Henry Horenstein’s candid photos of `60s honky tonk culture, Dianne Arbus edgy yet more compassionate, contrast to the formal studio work of Walden S. Fabry, a master of lighting who brought a structured dignity to portraits of Hank Williams, Loretta Lynn, and countless others. Had the Annenberg gone further back in time, it could have shown the chimeric Jimmie Rodgers, country’s vaunted father and a hat act of an entirely other kind. Rodgers may have famously been the `Singing Brakeman,’ dressed for the railroader’s role, but he also posed for portraits in bowlers, straw boaters, and Stetsons. Decades before Madonna, Dylan, the Beatles or Johnny Cash, Rodgers played with personas, and not just in the photo studio: he recorded with everything from jazz bands to Hawaiian guitars. The one short film of him (The Singing Brakeman, accessible on YouTube) isn’t nearly as interesting as the portraits or the recordings, in which he offered something for everyone.
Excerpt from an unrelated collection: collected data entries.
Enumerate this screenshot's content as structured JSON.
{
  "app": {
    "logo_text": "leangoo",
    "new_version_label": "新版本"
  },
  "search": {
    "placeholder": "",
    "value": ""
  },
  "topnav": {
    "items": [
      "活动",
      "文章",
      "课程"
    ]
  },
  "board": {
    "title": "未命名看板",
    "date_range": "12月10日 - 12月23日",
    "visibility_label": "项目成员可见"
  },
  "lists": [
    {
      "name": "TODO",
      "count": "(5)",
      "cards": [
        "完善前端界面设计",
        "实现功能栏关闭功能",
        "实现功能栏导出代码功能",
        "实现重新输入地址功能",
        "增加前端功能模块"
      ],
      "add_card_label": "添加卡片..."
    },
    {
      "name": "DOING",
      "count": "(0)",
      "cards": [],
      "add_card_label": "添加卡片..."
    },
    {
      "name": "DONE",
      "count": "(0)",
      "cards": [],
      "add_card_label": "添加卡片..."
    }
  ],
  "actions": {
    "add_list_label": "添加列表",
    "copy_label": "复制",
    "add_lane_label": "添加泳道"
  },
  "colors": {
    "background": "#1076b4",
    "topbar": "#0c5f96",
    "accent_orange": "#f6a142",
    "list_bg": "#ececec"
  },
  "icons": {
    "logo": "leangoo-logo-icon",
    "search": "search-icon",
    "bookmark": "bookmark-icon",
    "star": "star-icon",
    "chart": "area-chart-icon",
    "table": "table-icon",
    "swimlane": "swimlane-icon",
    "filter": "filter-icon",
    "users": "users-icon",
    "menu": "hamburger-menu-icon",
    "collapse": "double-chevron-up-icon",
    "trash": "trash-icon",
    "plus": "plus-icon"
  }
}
Authenticity trumps image for 83-year-old roots music producer Chris Strachwitz, whose life’s work is celebrated in the film This Ain’t No Mouse Music: The Story of Chris Strachwitz and Arhoolie Records. It played for a week in early October at L.A.’s Downtown Independent (you can watch its trailer online), will one day come to DVD, and the double-CD soundtrack (on Arhoolie) is out now. Filmmakers Maureen Gosling and Chris Simon were longtime assistants to Les Blank, whose films (Chulas Fronteras, Always for Pleasure) captured the social context for the roots music Strachwitz recorded. No Mouse Music blends archival footage of the likes of Mance Lipscomb, whose Texas Songster was the first Arhoolie album in 1960, with fresh shots of a still active Strachwitz recording in New Orleans and Appalachia. It’s a joyful display of ways in which film brings depth to music.
Alice Gerrard is a rootsy singer best known for her recordings with Hazel Dickens and Mike Seeger. Her new album, Follow the Music (Tompkins Square), offers a range of both original and traditional songs and a visual surprise: a 1971 photo taken in Japan by then-husband Mike Seeger of a kimono-clad Alice, suggesting another side of an artist Emmylou Harris likens to Sara and Maybelle Carter.